I was given the enviable job of blogging whatever entered my head about Utah's politics, culture, people, fauna and legislative lunacy. The stuff I wrote under The Tribune's online masthead delighted many readers and shocked others, including quite a few old-style journalists.

But it was read. In fact, District Attorney and intergalactic party girl Lohra Miller called yesterday to take me to "lunch" to discuss my "strong opinions" about her. (Seriously.) I was deeply touched because an old blog entry on Miller includes wordsmithing in which I took some pride:

Salt Lake County DA Lohra Miller has a sure-fire strategy for re-election: As soon as a tough opponent emerges — pick up a big smokin' bucket of corruption and dump it on yourself.
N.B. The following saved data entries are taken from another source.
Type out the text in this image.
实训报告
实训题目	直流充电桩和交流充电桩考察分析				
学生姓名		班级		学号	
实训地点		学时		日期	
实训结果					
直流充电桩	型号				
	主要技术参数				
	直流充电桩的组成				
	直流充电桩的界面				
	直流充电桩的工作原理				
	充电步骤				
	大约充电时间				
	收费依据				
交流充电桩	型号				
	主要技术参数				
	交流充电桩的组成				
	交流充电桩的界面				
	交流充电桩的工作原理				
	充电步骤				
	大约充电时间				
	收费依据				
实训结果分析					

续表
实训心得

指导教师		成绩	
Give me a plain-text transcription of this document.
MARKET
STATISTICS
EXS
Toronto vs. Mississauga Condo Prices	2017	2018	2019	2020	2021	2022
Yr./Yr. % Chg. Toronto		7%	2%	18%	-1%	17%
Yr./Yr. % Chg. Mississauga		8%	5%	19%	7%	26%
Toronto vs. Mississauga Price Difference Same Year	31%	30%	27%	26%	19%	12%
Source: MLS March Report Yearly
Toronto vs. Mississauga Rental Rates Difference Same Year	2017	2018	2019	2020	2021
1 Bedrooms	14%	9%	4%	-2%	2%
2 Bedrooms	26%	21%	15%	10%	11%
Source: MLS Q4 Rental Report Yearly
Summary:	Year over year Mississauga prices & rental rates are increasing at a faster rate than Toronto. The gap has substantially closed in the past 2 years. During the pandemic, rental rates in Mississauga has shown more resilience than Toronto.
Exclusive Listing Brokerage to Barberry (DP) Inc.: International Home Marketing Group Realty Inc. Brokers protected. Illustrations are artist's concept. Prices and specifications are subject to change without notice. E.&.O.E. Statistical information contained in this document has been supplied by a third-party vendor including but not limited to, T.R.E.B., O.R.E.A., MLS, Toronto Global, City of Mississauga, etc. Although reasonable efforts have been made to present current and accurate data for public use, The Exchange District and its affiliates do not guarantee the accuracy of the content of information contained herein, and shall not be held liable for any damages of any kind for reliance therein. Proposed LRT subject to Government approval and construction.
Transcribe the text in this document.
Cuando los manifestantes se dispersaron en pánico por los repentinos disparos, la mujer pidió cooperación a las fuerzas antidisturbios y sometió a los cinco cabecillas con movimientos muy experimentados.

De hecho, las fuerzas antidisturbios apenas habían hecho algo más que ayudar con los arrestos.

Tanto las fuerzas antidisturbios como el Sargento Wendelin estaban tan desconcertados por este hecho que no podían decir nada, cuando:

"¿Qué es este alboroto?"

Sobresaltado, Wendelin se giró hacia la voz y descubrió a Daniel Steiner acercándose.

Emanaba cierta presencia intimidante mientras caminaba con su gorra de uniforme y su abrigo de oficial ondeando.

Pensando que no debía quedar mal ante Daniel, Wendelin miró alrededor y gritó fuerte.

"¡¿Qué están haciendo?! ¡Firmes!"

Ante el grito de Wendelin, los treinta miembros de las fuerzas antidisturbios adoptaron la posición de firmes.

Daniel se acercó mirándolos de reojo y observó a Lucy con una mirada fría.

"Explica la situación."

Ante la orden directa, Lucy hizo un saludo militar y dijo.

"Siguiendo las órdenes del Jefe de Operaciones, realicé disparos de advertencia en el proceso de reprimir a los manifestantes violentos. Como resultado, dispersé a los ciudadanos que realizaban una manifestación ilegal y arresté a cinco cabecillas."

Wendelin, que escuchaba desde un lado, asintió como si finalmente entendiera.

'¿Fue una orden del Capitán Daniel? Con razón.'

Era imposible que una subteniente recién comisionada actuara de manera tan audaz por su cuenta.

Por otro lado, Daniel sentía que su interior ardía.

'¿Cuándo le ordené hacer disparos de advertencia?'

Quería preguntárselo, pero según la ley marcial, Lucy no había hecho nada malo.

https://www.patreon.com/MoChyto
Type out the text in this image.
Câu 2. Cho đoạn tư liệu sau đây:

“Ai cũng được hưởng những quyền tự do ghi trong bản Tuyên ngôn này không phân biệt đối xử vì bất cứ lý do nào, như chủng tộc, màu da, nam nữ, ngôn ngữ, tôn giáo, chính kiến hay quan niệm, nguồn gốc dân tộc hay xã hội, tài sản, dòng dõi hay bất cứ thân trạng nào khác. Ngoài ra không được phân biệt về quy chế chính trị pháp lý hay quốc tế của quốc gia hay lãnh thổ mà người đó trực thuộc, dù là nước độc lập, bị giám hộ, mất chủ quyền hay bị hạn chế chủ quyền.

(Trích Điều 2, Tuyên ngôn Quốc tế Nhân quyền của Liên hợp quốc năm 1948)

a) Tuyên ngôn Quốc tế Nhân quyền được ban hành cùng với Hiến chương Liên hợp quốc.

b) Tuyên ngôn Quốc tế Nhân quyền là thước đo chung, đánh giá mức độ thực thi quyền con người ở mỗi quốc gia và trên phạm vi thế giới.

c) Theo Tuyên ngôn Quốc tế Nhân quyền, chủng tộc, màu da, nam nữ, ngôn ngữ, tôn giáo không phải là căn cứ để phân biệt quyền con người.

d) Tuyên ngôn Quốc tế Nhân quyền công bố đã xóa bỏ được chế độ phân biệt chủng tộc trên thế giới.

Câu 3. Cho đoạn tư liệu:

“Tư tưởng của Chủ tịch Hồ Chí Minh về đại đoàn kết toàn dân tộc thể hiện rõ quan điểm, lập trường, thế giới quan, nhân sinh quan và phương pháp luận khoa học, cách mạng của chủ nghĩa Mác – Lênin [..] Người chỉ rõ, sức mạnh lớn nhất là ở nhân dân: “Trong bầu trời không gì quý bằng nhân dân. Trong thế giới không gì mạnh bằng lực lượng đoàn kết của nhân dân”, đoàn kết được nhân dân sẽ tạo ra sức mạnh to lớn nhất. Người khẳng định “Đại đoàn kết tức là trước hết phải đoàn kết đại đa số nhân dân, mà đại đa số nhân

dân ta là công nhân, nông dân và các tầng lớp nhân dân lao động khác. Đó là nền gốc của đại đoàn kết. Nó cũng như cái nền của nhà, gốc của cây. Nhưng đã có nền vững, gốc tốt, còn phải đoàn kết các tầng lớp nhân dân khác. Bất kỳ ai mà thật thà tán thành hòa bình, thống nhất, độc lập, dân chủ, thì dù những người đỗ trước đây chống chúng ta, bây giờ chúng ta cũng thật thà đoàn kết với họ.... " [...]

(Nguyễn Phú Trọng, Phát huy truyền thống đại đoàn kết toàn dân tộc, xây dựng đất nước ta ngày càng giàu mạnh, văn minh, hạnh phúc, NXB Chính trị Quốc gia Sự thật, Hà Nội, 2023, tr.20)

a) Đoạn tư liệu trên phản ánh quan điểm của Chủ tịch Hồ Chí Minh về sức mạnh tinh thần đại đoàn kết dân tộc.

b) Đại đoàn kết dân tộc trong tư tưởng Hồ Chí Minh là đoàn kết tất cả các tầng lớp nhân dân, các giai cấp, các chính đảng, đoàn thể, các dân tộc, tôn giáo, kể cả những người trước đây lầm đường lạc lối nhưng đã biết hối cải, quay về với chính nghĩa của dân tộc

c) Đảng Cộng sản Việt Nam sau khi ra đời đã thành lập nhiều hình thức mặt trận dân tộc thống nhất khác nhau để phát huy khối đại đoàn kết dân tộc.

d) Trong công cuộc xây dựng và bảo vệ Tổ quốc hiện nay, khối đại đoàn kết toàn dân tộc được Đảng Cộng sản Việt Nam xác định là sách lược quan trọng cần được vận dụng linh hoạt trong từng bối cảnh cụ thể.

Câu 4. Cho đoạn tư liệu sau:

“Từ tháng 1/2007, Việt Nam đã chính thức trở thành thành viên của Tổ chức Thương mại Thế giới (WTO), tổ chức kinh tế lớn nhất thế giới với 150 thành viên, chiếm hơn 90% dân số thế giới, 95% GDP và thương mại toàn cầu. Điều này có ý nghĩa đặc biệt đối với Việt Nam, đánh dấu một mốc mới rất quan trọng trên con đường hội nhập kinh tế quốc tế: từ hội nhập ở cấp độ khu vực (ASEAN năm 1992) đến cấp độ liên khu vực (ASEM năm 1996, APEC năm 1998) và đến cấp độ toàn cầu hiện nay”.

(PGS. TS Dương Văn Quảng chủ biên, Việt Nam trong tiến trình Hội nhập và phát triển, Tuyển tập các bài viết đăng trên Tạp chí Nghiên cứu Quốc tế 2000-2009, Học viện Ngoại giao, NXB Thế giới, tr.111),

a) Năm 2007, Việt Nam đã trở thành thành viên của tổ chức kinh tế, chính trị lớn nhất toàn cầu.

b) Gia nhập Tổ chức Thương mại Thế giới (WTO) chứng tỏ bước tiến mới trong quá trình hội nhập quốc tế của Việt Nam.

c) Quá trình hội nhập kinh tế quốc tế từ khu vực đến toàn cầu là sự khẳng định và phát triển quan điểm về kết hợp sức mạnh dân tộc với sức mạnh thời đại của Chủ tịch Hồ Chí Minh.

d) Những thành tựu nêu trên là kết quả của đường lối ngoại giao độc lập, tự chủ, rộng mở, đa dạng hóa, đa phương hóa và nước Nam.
Sadly for me but happily for Lohra, Chris Buttars, Little Jimmy Matheson and the knucklehead who shot a commode out from under himself at Carl's Jr (possibly all the same person), my wild run ends now. I'm moving onto a new role with The Trib that will involve less attitude and more writing. But I'll continue my presence on Twitter and possibly in a another blog yet to be imagined.

I see the escape slide is deployed and inflated, so it's time to say, adios, amigos!